#Barefoot Rough #Trail Running #InjuryFreeRunning

barefoottrail

Having run barefoot for over a decade on all types of surfaces and in all types of weather, I know how difficult it is to do so in one particular setting:

hilly, rough-hewn trail routes both up and downhill (this includes mountain terrain)

You might ask, “why would I even try to do so??”

Well, for those who have perfected barefoot running, you know the free feeling of being grounded with Mother Earth. You also know the improved sensory feedback from the feet through the body’s musculature that improve balance, stability and reactivity to changing terrain. In many cases, this helps you avoid serious injury and makes the trail runs much more enjoyable.

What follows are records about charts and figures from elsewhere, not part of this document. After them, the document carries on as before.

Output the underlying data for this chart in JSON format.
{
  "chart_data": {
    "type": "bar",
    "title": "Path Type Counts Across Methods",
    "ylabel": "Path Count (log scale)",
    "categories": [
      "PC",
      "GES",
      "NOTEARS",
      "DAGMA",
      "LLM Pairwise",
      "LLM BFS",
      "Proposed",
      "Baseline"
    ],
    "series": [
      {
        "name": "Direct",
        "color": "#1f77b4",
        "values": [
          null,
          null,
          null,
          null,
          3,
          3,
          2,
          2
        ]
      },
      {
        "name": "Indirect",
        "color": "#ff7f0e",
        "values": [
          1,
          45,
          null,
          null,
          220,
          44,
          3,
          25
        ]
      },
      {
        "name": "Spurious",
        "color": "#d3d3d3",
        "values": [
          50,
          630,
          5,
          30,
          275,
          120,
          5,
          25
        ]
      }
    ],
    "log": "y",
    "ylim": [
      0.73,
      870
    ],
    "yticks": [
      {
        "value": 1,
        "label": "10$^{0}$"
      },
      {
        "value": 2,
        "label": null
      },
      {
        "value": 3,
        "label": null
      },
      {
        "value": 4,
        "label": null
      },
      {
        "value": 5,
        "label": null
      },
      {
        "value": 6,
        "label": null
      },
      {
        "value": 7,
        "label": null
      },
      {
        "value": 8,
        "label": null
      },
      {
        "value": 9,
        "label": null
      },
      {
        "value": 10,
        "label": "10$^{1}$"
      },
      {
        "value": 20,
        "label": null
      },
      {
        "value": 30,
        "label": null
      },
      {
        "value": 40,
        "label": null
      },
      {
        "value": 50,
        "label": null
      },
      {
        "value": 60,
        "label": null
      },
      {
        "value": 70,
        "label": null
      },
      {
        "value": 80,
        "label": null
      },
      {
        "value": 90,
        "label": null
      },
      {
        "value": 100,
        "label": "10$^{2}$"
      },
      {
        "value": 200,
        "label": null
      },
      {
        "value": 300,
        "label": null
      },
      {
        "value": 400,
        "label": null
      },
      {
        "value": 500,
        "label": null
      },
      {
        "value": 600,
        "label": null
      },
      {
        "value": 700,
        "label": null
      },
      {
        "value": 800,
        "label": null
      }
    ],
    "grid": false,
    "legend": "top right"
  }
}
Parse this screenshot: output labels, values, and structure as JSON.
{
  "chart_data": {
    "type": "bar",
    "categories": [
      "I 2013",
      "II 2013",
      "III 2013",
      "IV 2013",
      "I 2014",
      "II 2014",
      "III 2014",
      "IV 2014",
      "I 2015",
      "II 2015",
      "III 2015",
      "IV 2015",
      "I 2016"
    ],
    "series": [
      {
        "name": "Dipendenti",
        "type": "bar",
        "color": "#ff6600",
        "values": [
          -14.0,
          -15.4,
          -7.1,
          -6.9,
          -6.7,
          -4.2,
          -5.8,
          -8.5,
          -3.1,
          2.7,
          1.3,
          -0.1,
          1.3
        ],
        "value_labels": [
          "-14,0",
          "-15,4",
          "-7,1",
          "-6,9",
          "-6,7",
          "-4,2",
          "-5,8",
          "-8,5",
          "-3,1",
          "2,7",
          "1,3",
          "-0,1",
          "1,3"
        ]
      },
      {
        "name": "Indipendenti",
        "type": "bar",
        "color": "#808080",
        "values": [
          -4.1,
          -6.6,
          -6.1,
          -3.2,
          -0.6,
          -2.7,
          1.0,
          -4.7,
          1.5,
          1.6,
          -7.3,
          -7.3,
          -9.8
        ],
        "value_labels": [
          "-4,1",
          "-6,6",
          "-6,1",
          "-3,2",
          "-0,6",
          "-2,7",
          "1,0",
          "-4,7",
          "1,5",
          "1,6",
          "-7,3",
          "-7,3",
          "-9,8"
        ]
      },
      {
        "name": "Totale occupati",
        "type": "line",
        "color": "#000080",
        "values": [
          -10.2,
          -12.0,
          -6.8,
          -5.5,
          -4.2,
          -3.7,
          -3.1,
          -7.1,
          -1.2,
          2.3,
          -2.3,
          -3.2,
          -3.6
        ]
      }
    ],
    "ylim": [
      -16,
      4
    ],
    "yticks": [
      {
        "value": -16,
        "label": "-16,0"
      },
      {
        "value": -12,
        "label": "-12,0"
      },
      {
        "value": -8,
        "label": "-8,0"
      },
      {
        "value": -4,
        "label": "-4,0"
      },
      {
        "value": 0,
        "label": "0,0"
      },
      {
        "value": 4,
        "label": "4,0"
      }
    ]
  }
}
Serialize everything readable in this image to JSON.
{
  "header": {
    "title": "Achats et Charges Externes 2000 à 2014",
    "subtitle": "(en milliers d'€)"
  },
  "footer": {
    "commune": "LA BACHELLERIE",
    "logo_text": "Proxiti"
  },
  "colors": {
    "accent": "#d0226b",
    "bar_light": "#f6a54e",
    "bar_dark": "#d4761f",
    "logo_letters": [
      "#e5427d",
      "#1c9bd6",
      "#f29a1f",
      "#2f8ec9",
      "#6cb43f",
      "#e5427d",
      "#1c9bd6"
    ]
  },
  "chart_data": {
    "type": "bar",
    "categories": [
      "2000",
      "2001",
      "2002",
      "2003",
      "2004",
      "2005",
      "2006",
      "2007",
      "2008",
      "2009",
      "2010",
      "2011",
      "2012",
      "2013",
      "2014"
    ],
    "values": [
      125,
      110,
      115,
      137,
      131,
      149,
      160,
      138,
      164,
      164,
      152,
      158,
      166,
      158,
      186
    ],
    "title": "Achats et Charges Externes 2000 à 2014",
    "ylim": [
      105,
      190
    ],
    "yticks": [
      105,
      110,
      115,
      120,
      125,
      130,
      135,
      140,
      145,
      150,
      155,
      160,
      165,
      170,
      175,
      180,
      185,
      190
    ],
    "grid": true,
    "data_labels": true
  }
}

The hill or mountain trail routes pose specific challenges to barefoot runners – not the least of which is taking them on only after you have toughened up the skin, strengthened the feet muscles and progressively worked toward handling up and downhill trail running. Listed below are a  few techniques that I find help barefoot runners take on most hill trail routes:

UPHILL:

  • exaggerate the forward lean from the hips to better keep the feet behind the midline…no matter how steep the climb
  • keep the eyes looking about 2 feet ahead but on high alert ans scanning side to side – many times, you need to react quickly to an object that appears out of nowhere
  • cup the feet more than normal to prevent full downward impact on rocks, branches, tree roots
  • do not over-extend the knee lift. This will make it too difficult to cushion the downward drive of the feet
  • flick the heels back more than normal to help propel you up the steepest sections. Also, be prepared to shift feet side to side forward for better traction and balance on muddy, steep climbs

barefoottraildownhill

DOWNHILL:

  • generally, you want to let gravity carry you down most hills. This means leaning slightly forward to take pressure off your quadricep and hip flexor muscles whilst better activating your gluteal, calf and hamstring muscles. You also make more use of your arms by making backward circles and/or driving them forward but away from the body
  • as you hit steeper and rough downhills, this is not the best way to run them. You will have more success by leaning back into the hill slightly as needed
  • squat lower to the earth but still keep impact point toward the mid-foot. This means bracing from the core with more intensity than normal
  • keep the eyes focused forward but also flicking side to side and up and down. You have less time to react – thus, all of your senses must be on high alert
  • lift the feet more than normal to avoid tree roots, river rock, boulders, sharp slag etc. You need to shift your full body weight quickly out of harm’s way
  • shift the feet side to side on the trails when able. This helps control intense downhill speed and keep you from landing directly on sharp, hard objects
  • weave side to side when the trail width permits. This again helps you control intense downhill speed and avoid potentially dangerous terrain

As you can gather from the above pointers, barefoot trail running is NOT for barefoot running neophytes! Having said that, if ‘coffin’ (running shoe/trail shoe) users incorporate the tips into your up & downhill trail running, I guarantee that you will experience safer, more efficient, enjoyable and powerful results.